Two related stories of the week

Story One: Anthony Flew’s death

I know I’m a bit late in reporting this story, but I’ll assume that my readership may already be familiar with the recent death of Anthony Flew. Flew was one of the early philosophers of whom I had some contact with his work; namely, his scepticism concerningthe propositions of theism and religious belief. Flew’s brand of scepticism about theism (or atheism as some may call it) is of a distinct kind which treated believers in a slightly more charitable way than the so-called ‘new atheists’ of today.

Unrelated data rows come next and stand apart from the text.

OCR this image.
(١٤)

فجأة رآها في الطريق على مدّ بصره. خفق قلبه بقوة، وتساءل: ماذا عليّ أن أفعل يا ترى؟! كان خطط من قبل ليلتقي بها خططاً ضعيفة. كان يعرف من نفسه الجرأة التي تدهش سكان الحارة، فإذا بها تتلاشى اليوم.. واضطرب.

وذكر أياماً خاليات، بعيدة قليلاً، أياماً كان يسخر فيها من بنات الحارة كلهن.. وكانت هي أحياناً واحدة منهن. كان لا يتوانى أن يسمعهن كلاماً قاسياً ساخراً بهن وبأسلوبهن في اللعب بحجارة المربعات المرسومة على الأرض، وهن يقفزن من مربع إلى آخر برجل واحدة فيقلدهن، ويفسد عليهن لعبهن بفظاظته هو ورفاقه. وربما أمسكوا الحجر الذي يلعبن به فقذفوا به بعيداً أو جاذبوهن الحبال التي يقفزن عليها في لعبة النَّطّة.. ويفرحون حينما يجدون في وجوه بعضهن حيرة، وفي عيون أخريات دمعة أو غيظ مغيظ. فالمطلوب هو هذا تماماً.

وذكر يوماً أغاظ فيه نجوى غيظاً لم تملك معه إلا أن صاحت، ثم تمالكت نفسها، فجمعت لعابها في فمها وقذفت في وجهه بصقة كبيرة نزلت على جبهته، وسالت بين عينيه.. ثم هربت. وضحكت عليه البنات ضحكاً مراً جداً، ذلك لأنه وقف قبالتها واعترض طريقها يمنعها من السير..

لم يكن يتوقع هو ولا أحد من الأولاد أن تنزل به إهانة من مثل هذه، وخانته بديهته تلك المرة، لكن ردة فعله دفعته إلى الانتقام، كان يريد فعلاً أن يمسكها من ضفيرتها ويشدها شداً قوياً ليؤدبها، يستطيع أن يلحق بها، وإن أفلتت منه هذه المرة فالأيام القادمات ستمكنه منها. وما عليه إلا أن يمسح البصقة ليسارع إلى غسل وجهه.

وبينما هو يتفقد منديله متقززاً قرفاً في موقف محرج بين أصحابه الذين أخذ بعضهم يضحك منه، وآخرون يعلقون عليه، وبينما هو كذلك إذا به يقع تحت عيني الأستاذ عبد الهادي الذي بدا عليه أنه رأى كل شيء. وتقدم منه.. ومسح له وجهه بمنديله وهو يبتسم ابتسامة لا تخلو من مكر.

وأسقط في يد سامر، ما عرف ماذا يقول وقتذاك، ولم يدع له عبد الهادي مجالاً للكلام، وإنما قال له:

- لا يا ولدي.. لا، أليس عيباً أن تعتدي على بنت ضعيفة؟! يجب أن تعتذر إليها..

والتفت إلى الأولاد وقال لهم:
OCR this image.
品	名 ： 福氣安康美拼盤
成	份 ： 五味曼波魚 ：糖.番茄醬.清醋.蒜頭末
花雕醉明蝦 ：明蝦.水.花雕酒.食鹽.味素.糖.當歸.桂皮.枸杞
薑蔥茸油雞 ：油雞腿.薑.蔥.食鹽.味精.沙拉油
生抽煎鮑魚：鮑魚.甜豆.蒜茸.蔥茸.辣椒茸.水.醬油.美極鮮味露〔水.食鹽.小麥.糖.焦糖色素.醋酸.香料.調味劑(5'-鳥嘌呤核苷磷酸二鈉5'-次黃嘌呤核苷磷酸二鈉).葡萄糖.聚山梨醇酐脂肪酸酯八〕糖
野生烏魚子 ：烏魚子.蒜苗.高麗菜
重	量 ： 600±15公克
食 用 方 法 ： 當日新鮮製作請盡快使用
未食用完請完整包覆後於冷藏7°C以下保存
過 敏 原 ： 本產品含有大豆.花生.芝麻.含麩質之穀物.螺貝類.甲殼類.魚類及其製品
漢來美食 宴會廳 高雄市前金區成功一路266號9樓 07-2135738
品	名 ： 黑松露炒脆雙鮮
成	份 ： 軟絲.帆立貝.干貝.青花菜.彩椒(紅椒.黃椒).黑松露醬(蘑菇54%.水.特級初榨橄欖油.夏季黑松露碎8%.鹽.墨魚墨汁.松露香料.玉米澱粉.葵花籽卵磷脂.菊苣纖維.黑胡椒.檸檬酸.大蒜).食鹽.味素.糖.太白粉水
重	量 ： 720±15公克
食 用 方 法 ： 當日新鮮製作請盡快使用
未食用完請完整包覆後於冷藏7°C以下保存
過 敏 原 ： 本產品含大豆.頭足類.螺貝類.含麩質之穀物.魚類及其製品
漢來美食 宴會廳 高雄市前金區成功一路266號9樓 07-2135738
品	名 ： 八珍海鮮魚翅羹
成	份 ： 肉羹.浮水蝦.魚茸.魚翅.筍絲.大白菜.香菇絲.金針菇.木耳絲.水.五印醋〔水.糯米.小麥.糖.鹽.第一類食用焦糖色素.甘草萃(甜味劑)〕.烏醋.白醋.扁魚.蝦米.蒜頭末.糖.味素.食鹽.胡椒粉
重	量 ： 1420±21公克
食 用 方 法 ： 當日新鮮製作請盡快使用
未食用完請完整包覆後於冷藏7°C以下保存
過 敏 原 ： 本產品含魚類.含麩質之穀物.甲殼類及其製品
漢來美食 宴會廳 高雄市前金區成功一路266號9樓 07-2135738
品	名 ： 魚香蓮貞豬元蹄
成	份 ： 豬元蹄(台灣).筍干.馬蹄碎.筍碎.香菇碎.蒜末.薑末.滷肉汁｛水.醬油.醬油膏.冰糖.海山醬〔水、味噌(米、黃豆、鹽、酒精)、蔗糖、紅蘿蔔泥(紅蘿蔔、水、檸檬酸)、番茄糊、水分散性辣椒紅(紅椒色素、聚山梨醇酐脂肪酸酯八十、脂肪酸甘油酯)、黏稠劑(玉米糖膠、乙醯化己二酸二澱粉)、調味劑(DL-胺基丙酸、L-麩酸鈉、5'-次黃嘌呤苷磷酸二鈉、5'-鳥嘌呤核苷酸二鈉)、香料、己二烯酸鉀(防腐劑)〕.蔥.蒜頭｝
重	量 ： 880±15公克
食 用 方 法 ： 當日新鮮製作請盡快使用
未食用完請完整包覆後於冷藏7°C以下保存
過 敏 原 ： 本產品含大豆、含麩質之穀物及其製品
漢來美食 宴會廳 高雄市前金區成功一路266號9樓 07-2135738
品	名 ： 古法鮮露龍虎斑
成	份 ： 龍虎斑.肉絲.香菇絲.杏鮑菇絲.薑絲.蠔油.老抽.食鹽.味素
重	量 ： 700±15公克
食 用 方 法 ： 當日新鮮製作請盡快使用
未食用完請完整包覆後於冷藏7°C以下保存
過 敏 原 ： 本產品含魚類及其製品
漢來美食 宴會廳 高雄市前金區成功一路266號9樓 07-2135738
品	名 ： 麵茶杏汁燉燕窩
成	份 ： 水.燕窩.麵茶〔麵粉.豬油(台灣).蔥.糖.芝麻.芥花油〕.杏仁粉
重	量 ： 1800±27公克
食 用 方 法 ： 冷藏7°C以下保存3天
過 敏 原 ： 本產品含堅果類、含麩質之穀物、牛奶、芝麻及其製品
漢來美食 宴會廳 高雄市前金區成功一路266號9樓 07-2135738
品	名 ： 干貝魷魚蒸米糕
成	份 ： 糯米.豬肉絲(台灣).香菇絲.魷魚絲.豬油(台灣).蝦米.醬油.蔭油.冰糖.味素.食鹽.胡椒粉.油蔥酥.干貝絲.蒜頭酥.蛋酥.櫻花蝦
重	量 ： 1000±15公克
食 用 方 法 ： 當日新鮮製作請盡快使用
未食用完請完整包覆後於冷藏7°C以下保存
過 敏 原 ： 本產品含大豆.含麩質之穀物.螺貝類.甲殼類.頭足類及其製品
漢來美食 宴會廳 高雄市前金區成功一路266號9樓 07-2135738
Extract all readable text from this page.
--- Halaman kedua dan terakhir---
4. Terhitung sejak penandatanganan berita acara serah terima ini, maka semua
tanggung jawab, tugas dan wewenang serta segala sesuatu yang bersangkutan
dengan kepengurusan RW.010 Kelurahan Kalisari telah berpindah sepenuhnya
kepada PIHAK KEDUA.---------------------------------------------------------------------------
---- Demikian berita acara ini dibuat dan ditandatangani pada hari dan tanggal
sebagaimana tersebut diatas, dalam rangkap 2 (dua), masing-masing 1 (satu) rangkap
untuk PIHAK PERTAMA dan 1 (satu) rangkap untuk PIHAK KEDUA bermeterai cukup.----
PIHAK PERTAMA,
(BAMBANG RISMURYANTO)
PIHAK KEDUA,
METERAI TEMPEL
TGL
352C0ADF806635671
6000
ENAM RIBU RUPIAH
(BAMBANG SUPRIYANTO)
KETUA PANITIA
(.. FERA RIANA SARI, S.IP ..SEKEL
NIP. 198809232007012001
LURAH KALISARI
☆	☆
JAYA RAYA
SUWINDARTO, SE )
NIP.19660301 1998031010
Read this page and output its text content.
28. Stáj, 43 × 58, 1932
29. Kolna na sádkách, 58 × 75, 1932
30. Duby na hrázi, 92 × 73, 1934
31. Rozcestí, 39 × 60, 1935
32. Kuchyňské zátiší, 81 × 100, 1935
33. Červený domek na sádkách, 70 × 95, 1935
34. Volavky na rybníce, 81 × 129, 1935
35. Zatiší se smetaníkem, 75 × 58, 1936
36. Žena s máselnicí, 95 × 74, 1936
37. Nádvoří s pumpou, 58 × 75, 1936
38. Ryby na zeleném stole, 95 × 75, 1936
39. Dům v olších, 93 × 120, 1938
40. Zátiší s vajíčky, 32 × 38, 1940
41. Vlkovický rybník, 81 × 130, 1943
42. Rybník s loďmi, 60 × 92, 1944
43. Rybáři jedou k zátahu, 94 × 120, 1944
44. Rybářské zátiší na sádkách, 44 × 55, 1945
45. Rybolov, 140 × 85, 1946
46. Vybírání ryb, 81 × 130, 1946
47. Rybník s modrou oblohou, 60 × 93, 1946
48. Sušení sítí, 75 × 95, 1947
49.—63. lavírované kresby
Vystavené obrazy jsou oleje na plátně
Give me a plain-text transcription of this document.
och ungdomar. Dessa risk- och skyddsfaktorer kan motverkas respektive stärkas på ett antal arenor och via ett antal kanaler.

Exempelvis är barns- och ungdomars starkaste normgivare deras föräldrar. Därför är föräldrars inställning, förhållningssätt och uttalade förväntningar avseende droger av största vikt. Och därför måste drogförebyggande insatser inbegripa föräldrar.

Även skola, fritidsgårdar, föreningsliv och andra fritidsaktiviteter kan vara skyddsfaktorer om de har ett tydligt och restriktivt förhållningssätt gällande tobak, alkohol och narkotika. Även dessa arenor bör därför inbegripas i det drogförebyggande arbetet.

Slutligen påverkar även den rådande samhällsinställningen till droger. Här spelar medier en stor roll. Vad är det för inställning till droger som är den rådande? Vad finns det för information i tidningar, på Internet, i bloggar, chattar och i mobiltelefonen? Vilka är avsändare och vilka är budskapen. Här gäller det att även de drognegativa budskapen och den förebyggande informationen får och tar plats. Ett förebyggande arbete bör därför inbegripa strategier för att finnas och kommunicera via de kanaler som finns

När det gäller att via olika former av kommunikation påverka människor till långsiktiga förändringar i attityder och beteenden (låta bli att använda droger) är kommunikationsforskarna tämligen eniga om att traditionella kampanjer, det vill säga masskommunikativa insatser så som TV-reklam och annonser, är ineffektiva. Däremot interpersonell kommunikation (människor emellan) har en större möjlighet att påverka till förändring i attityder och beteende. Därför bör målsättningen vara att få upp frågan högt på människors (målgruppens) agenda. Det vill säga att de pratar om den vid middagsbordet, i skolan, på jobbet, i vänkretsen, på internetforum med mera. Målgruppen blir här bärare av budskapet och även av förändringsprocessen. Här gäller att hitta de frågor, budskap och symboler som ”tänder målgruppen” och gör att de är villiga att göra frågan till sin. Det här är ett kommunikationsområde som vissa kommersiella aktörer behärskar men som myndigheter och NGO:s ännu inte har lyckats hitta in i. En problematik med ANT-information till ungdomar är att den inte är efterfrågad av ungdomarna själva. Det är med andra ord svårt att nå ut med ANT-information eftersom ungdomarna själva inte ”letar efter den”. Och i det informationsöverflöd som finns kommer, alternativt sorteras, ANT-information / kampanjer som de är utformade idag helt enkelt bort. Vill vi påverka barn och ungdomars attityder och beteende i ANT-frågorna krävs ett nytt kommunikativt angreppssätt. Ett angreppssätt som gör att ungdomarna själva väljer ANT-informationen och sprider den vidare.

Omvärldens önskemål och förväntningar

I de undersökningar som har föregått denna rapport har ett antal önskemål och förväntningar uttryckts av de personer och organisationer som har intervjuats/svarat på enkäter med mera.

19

One issue about his death slightly saddens me; the work of any interesting philosopher should be remembered for its impact and influence. Flew, I’m sure, was one of the most influential philosophers to atheism for a certain past generation of philosophers. Some people have taken exception to point out Flew’s slight change in position. I’ve understood (although it does not seem clear to me) that Flew had renouced his athism in later life, apparently after coming across some form of a design argument for the existence of God. If Flew had renounced his atheism; does that make him an a-atheist? some (prostheletisers) deem this an important point to add, as if to undermine his own position. Of course these things are early days but I am curious as to whether his legacy and his later ‘deism’ will seriously colour his lasting memory.

If I were to consider an analogy; if a philosopher who came across many significant changes of attitude and mindset, or views in general were to perish; will a similar battle be fought about what their actual views were, or abused to prosthelyize an agenda with an issue such as say; Russell’s change in social attitudes or perspective to the foundations of mathematics?; Putnam’s changed mind on virtually anything?; Nietzsche’s later psychotic decline? or Kant’s changing views on the emerging ‘new’ sciences of mechanical physics or chemistry? With the exception of the latter issue; I don’t see why these views are not treated so passionately to affect our perception of an individual’s legacy compared to how a philosophy may have changed their views about a belief in God (which doesn’t necessarily entail belief in a specific Abrahamic God). Too much disproportional attention is on the God issue which may tar the legacy of Flew. I’ll always remember him for the phrase (excusing any pun): ‘death of a thousand qualifications’.

Story Two: Prime ministerial television debate

A question on legacy rises in this second story of the week. This week saw the first televised British prime ministerial debate, which for my two cents; showed all three party leaders in the best possible light. Compare this to the overtly character driven political debating style of the US presidential elections. There is comparatively less dirty politics and distinctly less cynicism presented from the questioners or the party leaders.

I was thinking about principles of good Rhetoric throughout the debate. For anyone who would like to engage in a debate, there are certain likeable features that can also be taken to the advantage of another. I thought I’d consider the features of a good Rhetorical strategy that perhaps will determine the reception of how the debate came about:

  1. Acknowleding good points of your opponents
  2. Agreeing with an opponent; taking charitable interpretation of their views
  3. Appeasement/deference to establish the appearance of sympathy of others
  4. Refutation and rebuttals to points that conflict with yours
  5. Establishing unity or relata to other propositions in a given agenda
  6. Avoiding personal attack; poor argument or fallacious appeal

Of course rhetoric differs to good argument. Ideally the best argument is the one that is true. Not the one that convinces. However for the interests of a democratic election; rhetoric does better.